Nada de esto garantiza que la película justifique su duración. Un drama de más de tres horas sobre una cuidadora y una mujer que muere corre un riesgo constante de sentimentalismo, y el recurso de los nombres gemelos puede leerse como artificio tanto como gracia. El marco intercultural, una institución francesa y una invitada japonesa, invita a una pulcritud que el material debería resistir, y un premio compartido puede ocultar lo distinto que es el trabajo de cada actriz. La película no promete resolver el duelo, y quien busque un arco claro hacia el consuelo puede hallar ese rechazo más frustrante que reconfortante.

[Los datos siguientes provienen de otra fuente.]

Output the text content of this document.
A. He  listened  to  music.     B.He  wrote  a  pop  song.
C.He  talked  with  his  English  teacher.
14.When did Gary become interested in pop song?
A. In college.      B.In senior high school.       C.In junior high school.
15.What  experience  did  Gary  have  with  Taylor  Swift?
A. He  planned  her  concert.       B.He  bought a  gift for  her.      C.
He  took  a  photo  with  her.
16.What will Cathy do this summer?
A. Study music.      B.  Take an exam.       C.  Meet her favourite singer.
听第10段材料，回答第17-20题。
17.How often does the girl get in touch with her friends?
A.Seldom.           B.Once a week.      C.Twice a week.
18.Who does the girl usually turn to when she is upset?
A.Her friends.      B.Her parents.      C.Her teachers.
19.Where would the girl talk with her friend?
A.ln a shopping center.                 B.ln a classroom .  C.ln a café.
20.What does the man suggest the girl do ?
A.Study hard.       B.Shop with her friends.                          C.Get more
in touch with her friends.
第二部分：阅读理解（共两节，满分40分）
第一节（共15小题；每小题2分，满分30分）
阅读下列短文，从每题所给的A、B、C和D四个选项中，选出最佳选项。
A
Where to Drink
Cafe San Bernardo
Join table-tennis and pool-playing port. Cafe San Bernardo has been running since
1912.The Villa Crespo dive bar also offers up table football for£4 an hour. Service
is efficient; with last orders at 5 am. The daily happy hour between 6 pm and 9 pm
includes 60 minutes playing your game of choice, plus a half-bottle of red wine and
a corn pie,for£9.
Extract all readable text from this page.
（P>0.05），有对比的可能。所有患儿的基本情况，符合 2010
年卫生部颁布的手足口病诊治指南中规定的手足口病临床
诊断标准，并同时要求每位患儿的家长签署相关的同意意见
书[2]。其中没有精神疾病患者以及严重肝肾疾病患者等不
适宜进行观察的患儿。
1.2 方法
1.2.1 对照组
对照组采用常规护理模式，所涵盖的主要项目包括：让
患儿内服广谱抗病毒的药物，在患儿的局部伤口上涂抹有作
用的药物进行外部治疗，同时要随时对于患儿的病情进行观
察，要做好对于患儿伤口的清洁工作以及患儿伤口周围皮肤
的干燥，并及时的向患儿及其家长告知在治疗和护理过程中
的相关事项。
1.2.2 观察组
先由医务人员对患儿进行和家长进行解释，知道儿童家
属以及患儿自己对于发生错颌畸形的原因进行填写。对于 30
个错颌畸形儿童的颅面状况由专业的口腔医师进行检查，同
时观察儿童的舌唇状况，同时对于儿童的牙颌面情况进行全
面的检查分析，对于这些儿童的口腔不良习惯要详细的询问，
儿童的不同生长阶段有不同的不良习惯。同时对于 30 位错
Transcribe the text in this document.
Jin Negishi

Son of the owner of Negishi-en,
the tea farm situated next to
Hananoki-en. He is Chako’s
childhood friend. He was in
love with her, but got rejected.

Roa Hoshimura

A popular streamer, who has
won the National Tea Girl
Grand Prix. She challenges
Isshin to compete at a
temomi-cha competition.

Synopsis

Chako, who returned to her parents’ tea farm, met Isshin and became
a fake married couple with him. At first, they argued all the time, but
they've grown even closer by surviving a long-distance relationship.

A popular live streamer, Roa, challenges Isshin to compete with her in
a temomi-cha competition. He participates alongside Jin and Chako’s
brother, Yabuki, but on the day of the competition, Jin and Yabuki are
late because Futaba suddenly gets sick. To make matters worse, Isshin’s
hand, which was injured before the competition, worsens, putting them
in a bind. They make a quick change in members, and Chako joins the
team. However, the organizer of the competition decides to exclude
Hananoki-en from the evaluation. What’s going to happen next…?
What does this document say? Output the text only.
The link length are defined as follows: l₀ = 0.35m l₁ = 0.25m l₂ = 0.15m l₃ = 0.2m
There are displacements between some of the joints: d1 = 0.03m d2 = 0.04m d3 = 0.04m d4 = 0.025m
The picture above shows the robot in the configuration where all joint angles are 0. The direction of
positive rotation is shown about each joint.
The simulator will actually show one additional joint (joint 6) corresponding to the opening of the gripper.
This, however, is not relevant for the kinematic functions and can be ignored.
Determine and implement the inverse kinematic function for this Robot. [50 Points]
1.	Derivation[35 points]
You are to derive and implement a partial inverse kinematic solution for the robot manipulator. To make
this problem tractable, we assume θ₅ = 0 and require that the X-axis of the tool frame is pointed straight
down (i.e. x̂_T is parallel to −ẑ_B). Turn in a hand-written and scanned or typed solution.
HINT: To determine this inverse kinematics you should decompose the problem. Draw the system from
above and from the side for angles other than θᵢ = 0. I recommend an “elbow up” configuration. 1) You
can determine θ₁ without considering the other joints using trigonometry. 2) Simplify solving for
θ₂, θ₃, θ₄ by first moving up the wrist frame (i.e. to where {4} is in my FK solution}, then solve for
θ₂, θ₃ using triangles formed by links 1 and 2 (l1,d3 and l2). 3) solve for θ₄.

Alrededor de sus dos protagonistas, el reparto incluye a Kyōzō Nagatsuka como Gorô Kiyomiya, Kodai Kurosaki como Tomoki Kubodera, Jean-Charles Clichet como Olivier y Marie Bunel como Sophie. Hamaguchi firma el guion junto a Léa Le Dimna. Coproducción de Francia, Japón, Alemania y Bélgica, la película fue levantada por Cinefrance Studios, Office Shirous, Bitters End, Heimatfilm y Tarantula; Diaphana Distribution la estrena en Francia, Bitters End en Japón y Neon posee los derechos para Norteamérica.

«Soudain» se presentó en la competición de Cannes, donde Hamaguchi también logró una nominación a la Palma de Oro. Se estrena en cines japoneses el 19 de junio y llega a las salas francesas el 12 de agosto, con una duración de 196 minutos. De momento no hay fecha de estreno en España confirmada.